Protein fragment library
Protein backbone fragment libraries have been used successfully in a variety of structural biology applications, including homology modeling, structure prediction, structure determination, decoy detection, and … By reducing the complexity of the search space, these fragment libraries enable more rapid search of conformational space, leading to more efficient and accurate models.
Motivation
Proteins can adopt an exponential number of states when modeled discretely. Typically a protein’s conformations are represented as sets of dihedral angles, bond lengths, and bond angles between all connected atoms. The most common simplification is to assume ideal bond lengths and bond angles. However this still leaves the phi-psi angles of the backbone, and up to four dihedral angles for each side chain, leading to a worst case complexity of k6*n possible states of the protein, where n is the number of residues and k is the number of discrete states modeled for each dihedral angle. In order to reduce the conformational space, one can use protein fragment libraries rather than explicitly model every phi-psi angle.

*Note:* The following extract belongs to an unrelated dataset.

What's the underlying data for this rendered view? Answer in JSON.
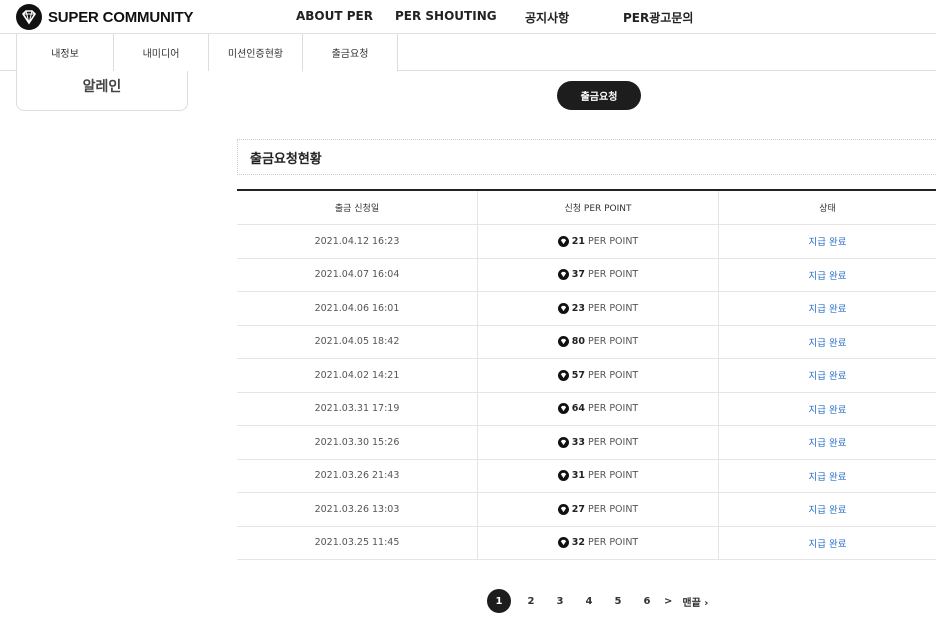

Fragments are short segments of the peptide backbone, typically from 5 to 15 residues long, and do not include the side chains. They may specify the location of just the C-alpha atoms if it is a reduced atom representation, or all the backbone heavy atoms (N, C-alpha, C carbonyl, O). Note, side chains are typically not modeled using the fragment library approach. To model discrete states of a side chain, one could use a rotamer library approach.
Construction
Libraries of these fragments are constructed from an analysis of the Protein Data Bank (PDB). First, a representative subset of the PDB is chosen which should cover a diverse array of structures. Then, for each structure, every set of n consecutive residues is taken as a sample fragment. The samples are then clustered into k groups, based upon how similar they are to each other in configuration, using algorithms such as k-means clustering. The parameters n and k are chosen according to the application (see discussion on complexity below). The centroids of the clusters are then taken to represent the fragment. Further optimization can be performed to ensure that the centroid possesses ideal bond geometry.